Day 21. Jenkins Agent

Day 21. Jenkins Agent

Jenkins Master

A Jenkins master is the primary controlling system for a Jenkins instance. It has complete access to all Jenkins configuration and options and the full list of jobs. It is the default location for executing jobs if another system is not specified.

Jenkins Slave

An agent is the same as what earlier versions of Jenkins referred to as a slave. Traditionally in Jenkins, this refers to any non master system. The idea is that these systems are managed by the master system and allocated as needed, or as specified, to handle processing the individual jobs. For example, we might allocate different agents to do different builds for different OS flavors, or we might allocate multiple agents to run in parallel for testing.
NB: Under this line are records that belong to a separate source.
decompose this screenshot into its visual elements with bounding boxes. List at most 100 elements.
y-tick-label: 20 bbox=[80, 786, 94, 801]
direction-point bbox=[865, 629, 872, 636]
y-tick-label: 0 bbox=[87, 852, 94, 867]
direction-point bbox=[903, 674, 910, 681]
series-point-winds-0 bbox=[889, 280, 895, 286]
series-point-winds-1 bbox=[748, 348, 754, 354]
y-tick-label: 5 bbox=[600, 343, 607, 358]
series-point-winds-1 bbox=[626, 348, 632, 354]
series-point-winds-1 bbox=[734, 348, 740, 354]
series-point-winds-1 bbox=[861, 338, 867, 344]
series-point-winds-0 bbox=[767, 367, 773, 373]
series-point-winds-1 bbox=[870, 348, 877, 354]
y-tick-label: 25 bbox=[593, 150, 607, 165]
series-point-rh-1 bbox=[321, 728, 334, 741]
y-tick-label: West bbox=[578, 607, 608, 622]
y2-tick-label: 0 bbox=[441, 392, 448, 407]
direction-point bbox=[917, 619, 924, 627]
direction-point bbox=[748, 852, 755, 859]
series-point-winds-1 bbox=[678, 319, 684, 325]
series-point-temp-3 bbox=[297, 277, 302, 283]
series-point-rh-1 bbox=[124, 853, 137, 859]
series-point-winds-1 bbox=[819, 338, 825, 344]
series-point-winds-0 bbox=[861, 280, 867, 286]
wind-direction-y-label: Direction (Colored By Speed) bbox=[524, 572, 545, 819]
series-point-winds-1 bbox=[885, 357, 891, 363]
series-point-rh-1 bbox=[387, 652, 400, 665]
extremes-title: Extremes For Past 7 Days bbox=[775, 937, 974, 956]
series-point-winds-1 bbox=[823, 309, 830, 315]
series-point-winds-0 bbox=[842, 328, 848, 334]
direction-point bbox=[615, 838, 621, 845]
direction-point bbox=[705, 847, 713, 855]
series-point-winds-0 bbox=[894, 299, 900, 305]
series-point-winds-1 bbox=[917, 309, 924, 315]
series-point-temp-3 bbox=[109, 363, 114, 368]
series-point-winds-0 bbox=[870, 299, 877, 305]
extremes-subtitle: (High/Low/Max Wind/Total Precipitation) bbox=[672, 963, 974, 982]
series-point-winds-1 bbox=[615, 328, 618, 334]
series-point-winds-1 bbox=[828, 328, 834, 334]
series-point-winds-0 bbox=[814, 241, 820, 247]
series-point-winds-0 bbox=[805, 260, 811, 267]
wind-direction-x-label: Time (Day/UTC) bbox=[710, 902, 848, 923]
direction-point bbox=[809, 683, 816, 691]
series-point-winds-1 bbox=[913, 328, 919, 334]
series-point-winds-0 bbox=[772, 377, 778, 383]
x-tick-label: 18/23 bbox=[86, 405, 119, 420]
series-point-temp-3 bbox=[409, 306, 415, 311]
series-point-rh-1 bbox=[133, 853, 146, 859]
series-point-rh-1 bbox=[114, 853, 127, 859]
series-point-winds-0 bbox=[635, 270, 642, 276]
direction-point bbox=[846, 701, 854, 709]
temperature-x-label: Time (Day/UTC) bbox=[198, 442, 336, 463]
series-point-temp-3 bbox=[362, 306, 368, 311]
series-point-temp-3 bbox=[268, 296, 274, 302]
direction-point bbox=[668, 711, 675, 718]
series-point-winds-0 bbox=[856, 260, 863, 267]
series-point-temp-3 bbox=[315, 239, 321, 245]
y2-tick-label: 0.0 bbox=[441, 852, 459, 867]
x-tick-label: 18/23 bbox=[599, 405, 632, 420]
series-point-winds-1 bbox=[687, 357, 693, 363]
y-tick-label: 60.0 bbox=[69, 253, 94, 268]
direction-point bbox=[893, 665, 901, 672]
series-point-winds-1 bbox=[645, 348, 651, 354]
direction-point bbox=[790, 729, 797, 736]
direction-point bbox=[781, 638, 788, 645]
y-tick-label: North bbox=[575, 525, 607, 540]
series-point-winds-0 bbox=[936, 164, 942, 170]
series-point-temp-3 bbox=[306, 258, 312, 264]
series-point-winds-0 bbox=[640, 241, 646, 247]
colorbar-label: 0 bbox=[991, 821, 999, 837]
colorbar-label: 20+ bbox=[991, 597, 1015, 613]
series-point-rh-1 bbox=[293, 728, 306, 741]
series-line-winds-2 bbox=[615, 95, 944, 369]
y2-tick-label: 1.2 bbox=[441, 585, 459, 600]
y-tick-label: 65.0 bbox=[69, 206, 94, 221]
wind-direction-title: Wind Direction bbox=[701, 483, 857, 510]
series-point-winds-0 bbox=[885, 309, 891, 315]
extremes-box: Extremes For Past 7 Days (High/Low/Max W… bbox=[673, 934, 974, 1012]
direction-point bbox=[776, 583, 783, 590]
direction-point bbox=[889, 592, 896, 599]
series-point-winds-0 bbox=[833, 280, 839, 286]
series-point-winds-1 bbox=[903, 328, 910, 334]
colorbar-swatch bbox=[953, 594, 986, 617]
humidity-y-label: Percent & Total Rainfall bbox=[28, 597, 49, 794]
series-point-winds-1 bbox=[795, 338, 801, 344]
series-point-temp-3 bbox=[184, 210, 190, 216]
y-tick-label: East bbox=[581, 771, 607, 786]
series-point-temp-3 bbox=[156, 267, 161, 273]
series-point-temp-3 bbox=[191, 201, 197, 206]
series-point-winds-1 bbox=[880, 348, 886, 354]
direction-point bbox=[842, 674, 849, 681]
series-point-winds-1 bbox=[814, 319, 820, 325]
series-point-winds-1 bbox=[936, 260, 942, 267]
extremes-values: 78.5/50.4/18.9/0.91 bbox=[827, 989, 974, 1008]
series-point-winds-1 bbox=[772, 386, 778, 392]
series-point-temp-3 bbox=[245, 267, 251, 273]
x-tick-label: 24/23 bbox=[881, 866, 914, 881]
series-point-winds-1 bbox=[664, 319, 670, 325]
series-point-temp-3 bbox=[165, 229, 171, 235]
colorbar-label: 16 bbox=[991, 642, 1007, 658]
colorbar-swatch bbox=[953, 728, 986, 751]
Jenkins slave, is a worker machine, or container, that connects to a Jenkins master and executes tasks when directed by the master. The agent section specifies where the entire pipeline or specific stage will execute in the Jenkins environment, depending on where the agent is placed. Agents are used to offload tasks from the Jenkins master; this makes possible parallel execution of jobs and scalability of the Jenkins infrastructure.

Use-Case

  • Create an agent by setting up a node on Jenkins

  • Create a new AWS EC2 Instance and connect it to master(Where Jenkins is installed)

  • The connection of master and agent requires SSH and the public-private key pair exchange.

  • Verify its status under “Nodes” section.

Create two AWS Ubuntu EC2 instances : Master and Agent.

In Master instance, install Java and Jenkins.

##Java
sudo apt-get update
sudo apt-get install openjdk-11-jdk

##Jenkins

sudo curl -fsSL https://pkg.jenkins.io/debian-stable/jenkins.io-2023.key | sudo tee   /usr/share/keyrings/jenkins-keyring.asc > /dev/null
sudo echo deb [signed-by=/usr/share/keyrings/jenkins-keyring.asc]   https://pkg.jenkins.io/debian-stable binary/ | sudo tee   /etc/apt/sources.list.d/jenkins.list > /dev/null## Add GPG key
sudo curl -fsSL https://pkg.jenkins.io/debian-stable/jenkins.io-2023.key | sudo tee   /usr/share/keyrings/jenkins-keyring.asc > /dev/null
sudo apt-get update
sudo apt-get install jenkins

#Start Jenkins instance
sudo systemctl start jenkins
sudo systemctl status jenkins
sudo systemctl enable jenkins

Verify Jenkins installation using http://<EC2_Public_IP>:8080.

In Agent instance, install Java and Docker.

##Java
sudo apt update
sudo apt install openjdk-11-jdk

##Docker
sudo apt-get update
sudo apt-get install docker.io

Lets connect the master and agent.

The connection of master and agent requires SSH and the public-private key pair exchange.

In master,

ssh-keygen
cd .ssh
ls

ssh-keygen produces a public-private key pair.

id_rsa --> private key
id_rsa.pub --> public key

Copy the public key[id_rsa.pub] (to give to the agent node)

Now, in agent,

cd .ssh
vim authorized_keys

Edit authorized keys and paste the public key from the master instance.

Now, lets set up a new node. Go to Manage Jenkins and click on Set up node.

Enter Node name and select Permanent agent.

Enter all details. Here, when we use labels for the agent, your master server would trigger the builds for the agent server.

For launch method, select ‘Launch agents via SSH’. Add public IP of Agent instance at the Host field.

For Credentials, add new credentials (if you do not already have them saved in Jenkins). Select ‘SSH username with private key’ . Fill all required details, and in the private key area add Private key from master instance (id_rsa).

Save the configuration details. And you can verify that the Agent is up and running if set-up properly.

In case of any error, check the logs and try to resolve them accordingly using the Agent instance CLI.